Déclaration de M. Lionel Jospin, Premier ministre, en réponse à une question sur le sommet du G7 et la crise financière internationale à l'Assemblée nationale le 6 octobre 1998.

Prononcé le

Intervenant(s) : 

Circonstance : Réunion des ministres des finances et directeurs du Trésor des pays du Groupe des Sept à washington le 3 octobre 1998

Texte intégral

Monsieur le Président,
mesdames et messieurs les députés,
monsieur le député,

Je voudrai d'abord dire aux parlementaires que les ministres qui, avec moi, accompagnaient le Président de la République au Sommet franco-italien de Florence ont vraiment fait le plus vite possible pour être avec vous et participer à cette séance de questions d'actualité. La tentation aurait pu nous prendre effectivement de flâner quelque peu du côté des offices.

Nous sommes là et je suis heureux de pouvoir répondre à votre question. D'abord en raison de l'absence de M. Dominique Strauss-Kahn, ministre de l'Economie et des Finances et de l'Industrie, retenu encore à Washington et qui nous rejoindra bientôt pour les réunions, et d'autre part parce que les questions qui sont posées par M. J.-M. Ayrault, et qui nous intéressent tous, ont effectivement une dimension politique.
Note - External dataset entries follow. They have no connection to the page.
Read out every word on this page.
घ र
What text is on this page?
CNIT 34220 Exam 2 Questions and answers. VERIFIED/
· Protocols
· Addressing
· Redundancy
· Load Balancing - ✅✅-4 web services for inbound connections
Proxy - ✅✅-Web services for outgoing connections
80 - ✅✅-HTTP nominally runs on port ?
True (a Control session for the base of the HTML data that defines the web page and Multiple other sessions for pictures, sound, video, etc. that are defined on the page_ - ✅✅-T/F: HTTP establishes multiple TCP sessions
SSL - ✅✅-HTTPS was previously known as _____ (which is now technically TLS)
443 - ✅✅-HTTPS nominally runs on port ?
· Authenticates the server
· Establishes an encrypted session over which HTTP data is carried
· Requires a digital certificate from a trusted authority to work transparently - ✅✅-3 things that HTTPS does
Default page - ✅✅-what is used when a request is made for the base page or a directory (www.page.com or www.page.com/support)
Moi, j'ai été extrêmement intéressé - et, messieurs et mesdames, cela devrait vous intéresser tous - de constater que, ces derniers temps, on a vu surgir dans l'opinion et dans les médias, une interpellation qui était la suivante : mais que font les politiques ? Et moi, je voulais vous rappeler - et cela nous concerne tous - qu'il y a quelques mois encore, on demandait surtout aux politiques de ne pas s'occuper des problèmes économiques internationaux et de laisser fonctionner les marchés.

Mais quand les désordres se répandent, quand la spéculation flambe, quand, à l'évidence, des dysfonctionnements éclatent dans le système financier et monétaire international, vers qui se tourne-t-on ? Effectivement, vers les politiques, parce qu'ils représentent les Etats, forces d'organisation dans la communauté internationale, et vers les politiques parce qu'ils représentent la légitimité des peuples, et c'est en fonction des peuples que doivent être organisés le système monétaire international et le système financier.
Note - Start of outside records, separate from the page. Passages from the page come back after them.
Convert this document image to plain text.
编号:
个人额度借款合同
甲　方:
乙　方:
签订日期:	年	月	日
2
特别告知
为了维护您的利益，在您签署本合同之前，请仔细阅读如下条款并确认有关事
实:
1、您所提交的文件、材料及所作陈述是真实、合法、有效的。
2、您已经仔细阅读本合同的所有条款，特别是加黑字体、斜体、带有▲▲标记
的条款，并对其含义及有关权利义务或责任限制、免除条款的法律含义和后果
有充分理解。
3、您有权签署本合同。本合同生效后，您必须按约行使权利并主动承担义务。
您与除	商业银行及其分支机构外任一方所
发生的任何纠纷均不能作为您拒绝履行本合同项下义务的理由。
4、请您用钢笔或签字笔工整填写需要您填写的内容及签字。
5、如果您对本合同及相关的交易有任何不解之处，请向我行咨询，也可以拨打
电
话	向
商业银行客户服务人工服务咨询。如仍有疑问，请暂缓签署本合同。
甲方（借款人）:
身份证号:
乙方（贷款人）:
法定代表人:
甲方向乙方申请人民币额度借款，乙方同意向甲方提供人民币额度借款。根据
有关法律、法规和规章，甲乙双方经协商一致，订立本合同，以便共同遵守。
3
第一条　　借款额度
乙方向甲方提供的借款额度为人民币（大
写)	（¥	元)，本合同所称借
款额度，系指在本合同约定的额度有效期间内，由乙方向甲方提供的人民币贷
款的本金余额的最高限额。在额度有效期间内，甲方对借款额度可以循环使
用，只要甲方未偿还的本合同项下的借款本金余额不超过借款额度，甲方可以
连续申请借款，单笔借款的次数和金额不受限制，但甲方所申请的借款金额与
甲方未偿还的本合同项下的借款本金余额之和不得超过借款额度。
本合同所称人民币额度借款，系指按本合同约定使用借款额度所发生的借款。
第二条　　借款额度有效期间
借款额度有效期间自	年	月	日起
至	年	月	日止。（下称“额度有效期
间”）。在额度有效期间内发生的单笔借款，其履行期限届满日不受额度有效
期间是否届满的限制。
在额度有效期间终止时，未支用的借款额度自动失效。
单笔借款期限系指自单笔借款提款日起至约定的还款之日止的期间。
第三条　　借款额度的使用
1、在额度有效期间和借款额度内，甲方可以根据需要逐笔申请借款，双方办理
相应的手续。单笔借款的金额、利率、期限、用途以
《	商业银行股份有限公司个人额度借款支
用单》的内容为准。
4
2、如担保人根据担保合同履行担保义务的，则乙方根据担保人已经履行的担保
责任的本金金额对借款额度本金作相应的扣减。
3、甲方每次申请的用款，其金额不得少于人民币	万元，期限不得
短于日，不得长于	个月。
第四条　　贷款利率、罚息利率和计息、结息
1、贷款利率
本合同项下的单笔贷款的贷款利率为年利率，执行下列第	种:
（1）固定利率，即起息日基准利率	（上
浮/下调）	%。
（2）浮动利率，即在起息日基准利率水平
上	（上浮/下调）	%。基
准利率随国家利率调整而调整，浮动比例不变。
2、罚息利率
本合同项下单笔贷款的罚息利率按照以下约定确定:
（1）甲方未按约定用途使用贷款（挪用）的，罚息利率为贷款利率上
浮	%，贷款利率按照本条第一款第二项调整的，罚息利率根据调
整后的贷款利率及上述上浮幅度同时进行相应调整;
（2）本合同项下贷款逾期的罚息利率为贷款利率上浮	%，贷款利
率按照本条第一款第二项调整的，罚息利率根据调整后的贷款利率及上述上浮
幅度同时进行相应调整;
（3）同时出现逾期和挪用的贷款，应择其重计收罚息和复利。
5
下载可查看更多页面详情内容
La réponse aux désordres d'aujourd'hui doit se faire, à mon sens, sur trois plans : nous devons agir au plan national, nous devons agir au plan européen, et nous devons agir au plan international.

Au plan national, la politique que conduit le Gouvernement depuis quinze mois est faite pour assurer le maximum de croissance possible, dans le respect de équilibres et notamment des critères budgétaires. Nous avons su, en quinze mois, relancer la consommation et à partir de là, aussi, relancer l'investissement au point que ces deux moteurs de la croissance ont pu opérer le relais d'une conjoncture internationale affaiblie.
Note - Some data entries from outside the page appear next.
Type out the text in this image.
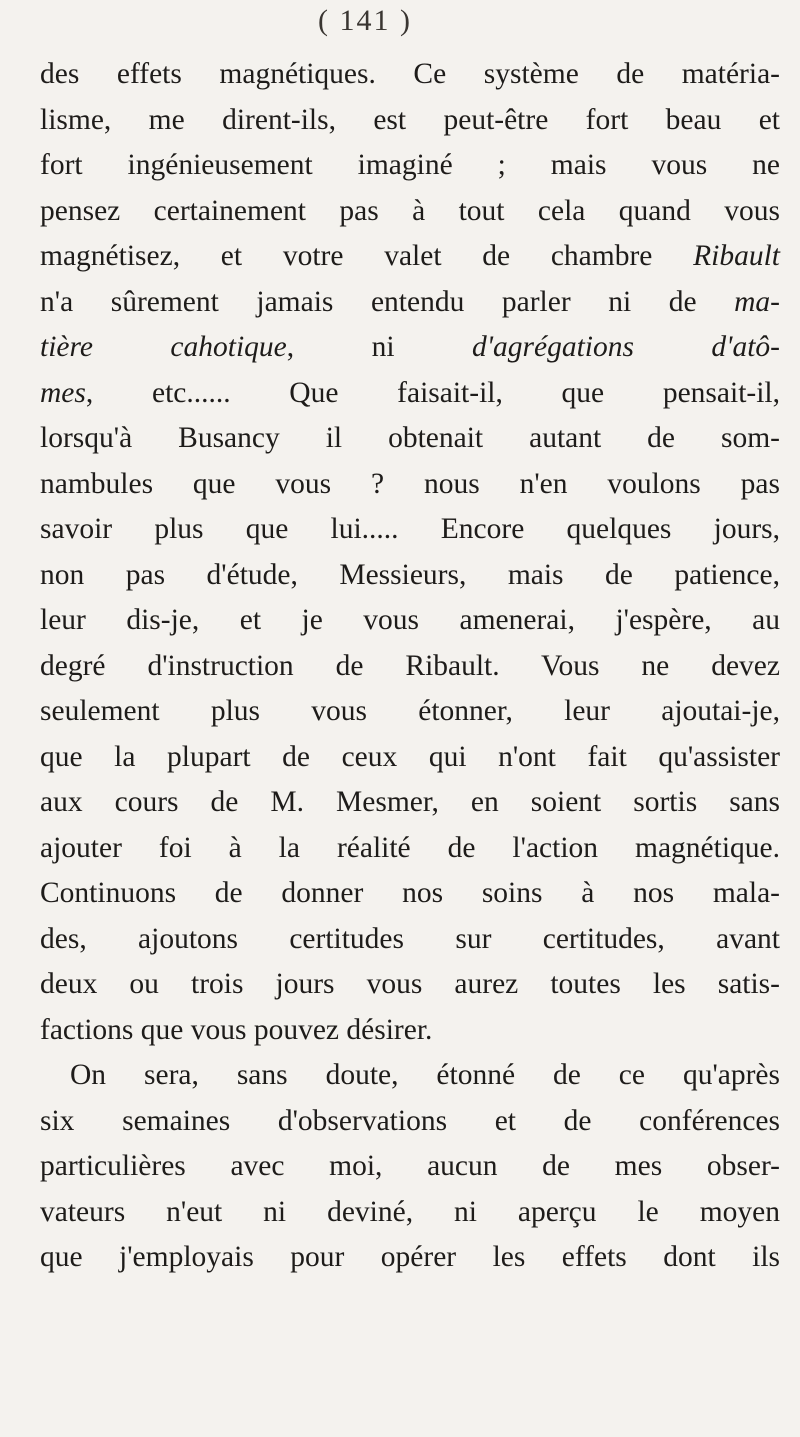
( 141 )
des effets magnétiques. Ce système de matéria-
lisme, me dirent-ils, est peut-être fort beau et
fort ingénieusement imaginé ; mais vous ne
pensez certainement pas à tout cela quand vous
magnétisez, et votre valet de chambre Ribault
n'a sûrement jamais entendu parler ni de ma-
tière cahotique, ni d'agrégations d'atô-
mes, etc...... Que faisait-il, que pensait-il,
lorsqu'à Busancy il obtenait autant de som-
nambules que vous ? nous n'en voulons pas
savoir plus que lui..... Encore quelques jours,
non pas d'étude, Messieurs, mais de patience,
leur dis-je, et je vous amenerai, j'espère, au
degré d'instruction de Ribault. Vous ne devez
seulement plus vous étonner, leur ajoutai-je,
que la plupart de ceux qui n'ont fait qu'assister
aux cours de M. Mesmer, en soient sortis sans
ajouter foi à la réalité de l'action magnétique.
Continuons de donner nos soins à nos mala-
des, ajoutons certitudes sur certitudes, avant
deux ou trois jours vous aurez toutes les satis-
factions que vous pouvez désirer.
On sera, sans doute, étonné de ce qu'après
six semaines d'observations et de conférences
particulières avec moi, aucun de mes obser-
vateurs n'eut ni deviné, ni aperçu le moyen
que j'employais pour opérer les effets dont ils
Le projet de budget pour 1999, dont vous aurez l'occasion de débattre, a été aussi un choix qui apparaît pertinent. Ceux qui considéraient que la croissance étant déjà là et non menacée, nous pressaient de rogner sur les dépenses publiques, je crois, avaient tort. En assurant un minimum de progression des dépenses publiques, nous assurons un minimum d'effets antidéflationnistes face à la conjoncture économique actuelle. Et je souhaite que les acteurs de la vie économique en France - salariés, consommateurs, chefs d’entreprise - s'appuient sur ce climat nouveau dans notre pays, s'appuient sur ces moteurs de l'investissement et de la croissance pour, résolument, se dresser contre les conséquences spéculatives de la bulle financière sur l'économie réelle.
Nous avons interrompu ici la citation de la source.